The consumer watchdog said this decision may lead to a decline in competition amongst petrol suppliers if it pushes through.
“[It] would reduce the number of major rivals in fuel retailing. The transaction could see retailers face less competitive pressure to keep their prices low and as a result, motorists may end up paying more at the pump,” ACCC chairman Rod Sims said.
The ACCC has received submissions from a wide range of interested parties including industry associations, fuel retailers, wholesale fuel suppliers, corporate and individual consumers.
“Woolworths appears to influence retail market fuel prices by either leading price reductions, or quickly following other retailers that reduce prices, especially in the downwards phase of metropolitan price cycles,” Sims said.
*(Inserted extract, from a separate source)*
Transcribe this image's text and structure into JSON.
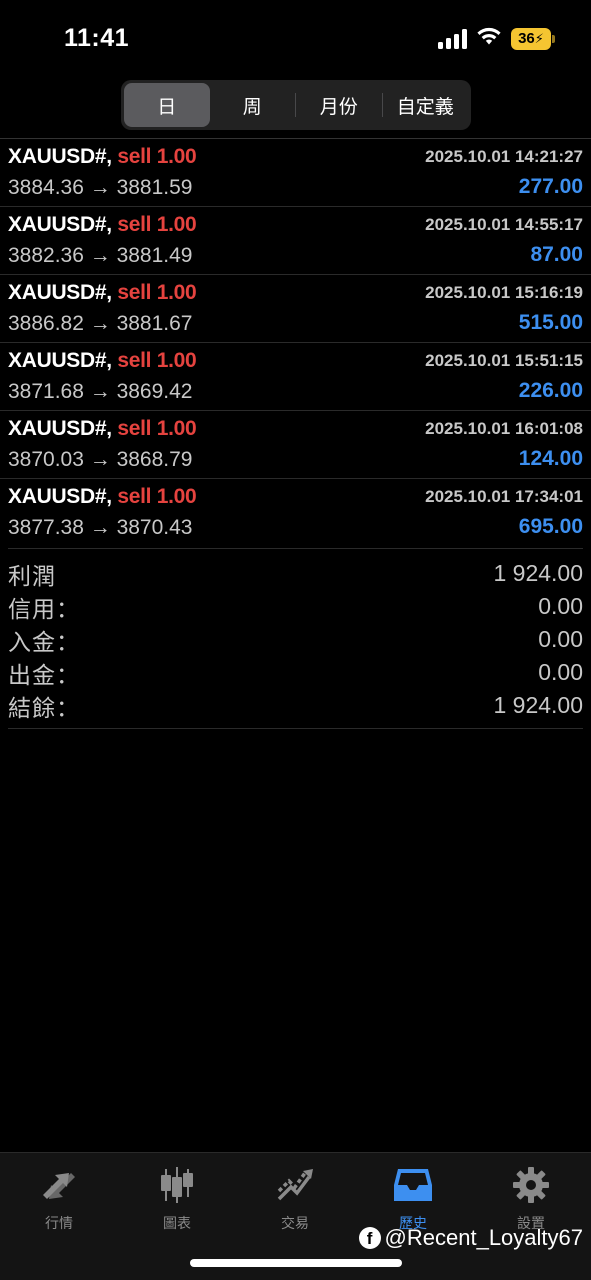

“The proposed acquisition removes Woolworths’ influence on metropolitan markets and we are concerned that BP would not follow [Woolies’] pricing strategy. Competition may become softer, costing consumers. We are investigating this issue from a metropolitan-wide perspective in the major Australian cities.
“The ACCC is also analysing the effect of the proposed acquisition on local markets in the vicinity of individual Woolworths’ service stations across Australia. It will publish preliminary views on local market issues in coming weeks. BP has stated publicly that it intends to divest sites in certain local areas.”
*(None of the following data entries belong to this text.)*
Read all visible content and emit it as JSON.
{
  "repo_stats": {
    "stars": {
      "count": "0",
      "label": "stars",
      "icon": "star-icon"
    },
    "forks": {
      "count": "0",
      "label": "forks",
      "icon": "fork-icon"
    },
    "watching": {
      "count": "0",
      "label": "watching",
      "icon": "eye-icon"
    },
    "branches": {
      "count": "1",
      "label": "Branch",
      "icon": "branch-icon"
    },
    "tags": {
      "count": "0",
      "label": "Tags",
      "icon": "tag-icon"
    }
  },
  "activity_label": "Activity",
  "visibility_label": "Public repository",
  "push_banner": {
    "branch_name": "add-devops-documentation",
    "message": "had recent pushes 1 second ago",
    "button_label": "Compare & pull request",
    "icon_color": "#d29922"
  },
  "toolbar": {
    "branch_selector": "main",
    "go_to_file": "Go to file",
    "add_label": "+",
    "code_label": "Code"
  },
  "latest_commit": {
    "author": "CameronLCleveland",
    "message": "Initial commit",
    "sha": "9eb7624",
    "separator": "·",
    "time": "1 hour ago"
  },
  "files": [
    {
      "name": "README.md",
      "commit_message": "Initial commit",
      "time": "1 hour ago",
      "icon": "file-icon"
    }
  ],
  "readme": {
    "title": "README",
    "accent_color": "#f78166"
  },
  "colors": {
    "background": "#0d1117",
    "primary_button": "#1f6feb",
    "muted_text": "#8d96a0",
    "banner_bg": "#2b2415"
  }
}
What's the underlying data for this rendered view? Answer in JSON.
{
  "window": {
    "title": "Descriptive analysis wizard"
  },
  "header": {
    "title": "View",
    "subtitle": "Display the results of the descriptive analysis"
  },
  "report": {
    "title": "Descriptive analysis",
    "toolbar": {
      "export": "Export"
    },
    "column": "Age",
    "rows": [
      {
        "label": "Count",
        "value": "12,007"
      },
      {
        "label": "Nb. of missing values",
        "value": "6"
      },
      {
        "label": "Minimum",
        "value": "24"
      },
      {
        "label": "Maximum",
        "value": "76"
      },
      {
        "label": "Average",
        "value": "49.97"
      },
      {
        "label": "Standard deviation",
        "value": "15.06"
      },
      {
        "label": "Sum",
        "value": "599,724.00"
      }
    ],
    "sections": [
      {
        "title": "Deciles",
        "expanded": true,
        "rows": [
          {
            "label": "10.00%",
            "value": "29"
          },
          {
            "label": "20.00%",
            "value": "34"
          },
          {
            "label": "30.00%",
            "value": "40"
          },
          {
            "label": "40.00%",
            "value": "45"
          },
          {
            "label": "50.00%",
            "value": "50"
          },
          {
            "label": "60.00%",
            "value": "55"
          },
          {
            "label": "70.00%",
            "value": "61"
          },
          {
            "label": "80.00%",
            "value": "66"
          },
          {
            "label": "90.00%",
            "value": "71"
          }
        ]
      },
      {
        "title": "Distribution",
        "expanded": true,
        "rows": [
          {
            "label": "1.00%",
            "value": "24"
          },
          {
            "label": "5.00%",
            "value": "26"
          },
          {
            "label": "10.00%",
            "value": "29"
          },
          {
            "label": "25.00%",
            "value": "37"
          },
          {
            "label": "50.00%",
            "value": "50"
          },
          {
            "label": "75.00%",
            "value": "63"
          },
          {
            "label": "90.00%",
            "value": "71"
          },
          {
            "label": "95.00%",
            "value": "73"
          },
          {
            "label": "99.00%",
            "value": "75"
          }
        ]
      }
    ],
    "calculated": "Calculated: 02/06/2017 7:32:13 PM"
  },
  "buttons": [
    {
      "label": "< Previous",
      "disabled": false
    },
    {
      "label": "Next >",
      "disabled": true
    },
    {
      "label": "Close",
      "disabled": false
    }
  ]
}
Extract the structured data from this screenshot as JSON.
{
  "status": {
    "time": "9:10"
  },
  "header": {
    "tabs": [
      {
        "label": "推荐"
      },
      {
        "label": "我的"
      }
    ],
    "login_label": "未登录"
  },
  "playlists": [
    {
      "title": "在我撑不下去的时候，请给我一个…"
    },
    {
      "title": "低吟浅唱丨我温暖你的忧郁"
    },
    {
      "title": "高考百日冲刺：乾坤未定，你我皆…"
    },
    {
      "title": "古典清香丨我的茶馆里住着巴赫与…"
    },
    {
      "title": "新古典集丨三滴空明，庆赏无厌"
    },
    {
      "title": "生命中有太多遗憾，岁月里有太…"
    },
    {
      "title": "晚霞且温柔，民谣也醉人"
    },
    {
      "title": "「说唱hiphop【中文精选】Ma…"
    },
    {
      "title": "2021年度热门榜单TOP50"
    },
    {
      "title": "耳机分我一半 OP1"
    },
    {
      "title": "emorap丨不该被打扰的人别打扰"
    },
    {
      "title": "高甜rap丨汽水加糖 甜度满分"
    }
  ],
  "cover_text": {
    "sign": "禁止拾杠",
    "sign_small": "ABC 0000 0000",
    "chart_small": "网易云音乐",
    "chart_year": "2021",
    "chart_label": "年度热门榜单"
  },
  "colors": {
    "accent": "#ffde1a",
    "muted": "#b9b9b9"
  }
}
According to the consumer watchdog, it’s a complex transaction because on top of the metropolitan-wide issues, there are hundreds of local areas they should still consider. Sims also said the proposed acquisition may have an impact on convenience stores.
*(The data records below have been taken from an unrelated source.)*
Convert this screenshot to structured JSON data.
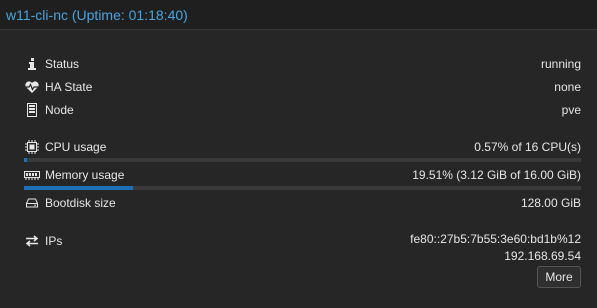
{
  "header": {
    "title": "w11-cli-nc (Uptime: 01:18:40)"
  },
  "status": [
    {
      "icon": "info-icon",
      "label": "Status",
      "value": "running"
    },
    {
      "icon": "heartbeat-icon",
      "label": "HA State",
      "value": "none"
    },
    {
      "icon": "server-icon",
      "label": "Node",
      "value": "pve"
    }
  ],
  "resources": {
    "cpu": {
      "icon": "cpu-icon",
      "label": "CPU usage",
      "value": "0.57% of 16 CPU(s)",
      "percent": 0.57
    },
    "memory": {
      "icon": "memory-icon",
      "label": "Memory usage",
      "value": "19.51% (3.12 GiB of 16.00 GiB)",
      "percent": 19.51
    },
    "bootdisk": {
      "icon": "hdd-icon",
      "label": "Bootdisk size",
      "value": "128.00 GiB"
    }
  },
  "network": {
    "icon": "exchange-icon",
    "label": "IPs",
    "ips": [
      "fe80::27b5:7b55:3e60:bd1b%12",
      "192.168.69.54"
    ],
    "more_label": "More"
  },
  "colors": {
    "accent": "#4aa3df",
    "bar_fill": "#1d6fb8",
    "bar_bg": "#3a3a3a",
    "background": "#262626"
  }
}
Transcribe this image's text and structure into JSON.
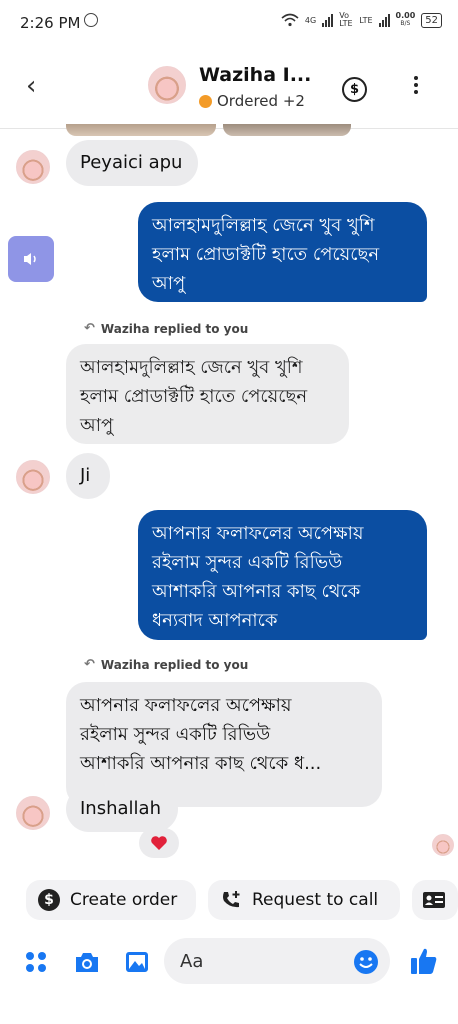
{
  "status_bar": {
    "time": "2:26 PM",
    "network_4g": "4G",
    "volte": "Vo LTE",
    "lte": "LTE",
    "speed_value": "0.00",
    "speed_unit": "B/S",
    "battery": "52"
  },
  "header": {
    "name": "Waziha I...",
    "status": "Ordered +2",
    "status_color": "#f39b28"
  },
  "messages": [
    {
      "side": "in",
      "text": "Peyaici apu"
    },
    {
      "side": "out",
      "lines": [
        "আলহামদুলিল্লাহ জেনে খুব খুশি",
        "হলাম প্রোডাক্টটি হাতে পেয়েছেন",
        "আপু"
      ]
    },
    {
      "reply_note": "Waziha replied to you"
    },
    {
      "side": "in",
      "quoted": true,
      "lines": [
        "আলহামদুলিল্লাহ জেনে খুব খুশি",
        "হলাম প্রোডাক্টটি হাতে পেয়েছেন",
        "আপু"
      ]
    },
    {
      "side": "in",
      "text": "Ji"
    },
    {
      "side": "out",
      "lines": [
        "আপনার ফলাফলের অপেক্ষায়",
        "রইলাম সুন্দর একটি রিভিউ",
        "আশাকরি আপনার কাছ থেকে",
        "ধন্যবাদ আপনাকে"
      ]
    },
    {
      "reply_note": "Waziha replied to you"
    },
    {
      "side": "in",
      "quoted": true,
      "lines": [
        "আপনার ফলাফলের অপেক্ষায়",
        "রইলাম সুন্দর একটি রিভিউ",
        "আশাকরি আপনার কাছ থেকে ধ..."
      ]
    },
    {
      "side": "in",
      "text": "Inshallah",
      "reaction": "heart"
    }
  ],
  "quick_actions": {
    "create_order": "Create order",
    "request_call": "Request to call"
  },
  "composer": {
    "placeholder": "Aa"
  },
  "colors": {
    "outgoing_bubble": "#0b4ea2",
    "incoming_bubble": "#ebebed",
    "accent": "#1877f2"
  },
  "icons": [
    "back-icon",
    "dollar-icon",
    "more-icon",
    "speaker-icon",
    "heart-icon",
    "phone-plus-icon",
    "contact-card-icon",
    "apps-icon",
    "camera-icon",
    "gallery-icon",
    "emoji-icon",
    "like-icon"
  ]
}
“This is another part of the transaction that requires examination to see what the likely impact would be on competition, and prices,” Sims said.
Following the proposed acquisition, BP and Woolworths proposed to enter into a commercial alliance including a new retail convenience offering, Metro@BP.
Woolworths’ shopper docket discounts and loyalty programme would also be available at certain BP sites. According to AAP, Woolworths has sold its 527 fuel convenience stores plus 16 development sites to BP. The petrol company already owns 350 retail sites in the country and also supplies other 1,050 BP-owned sites.
The ACCC’s final decision is scheduled for 26 October 2017.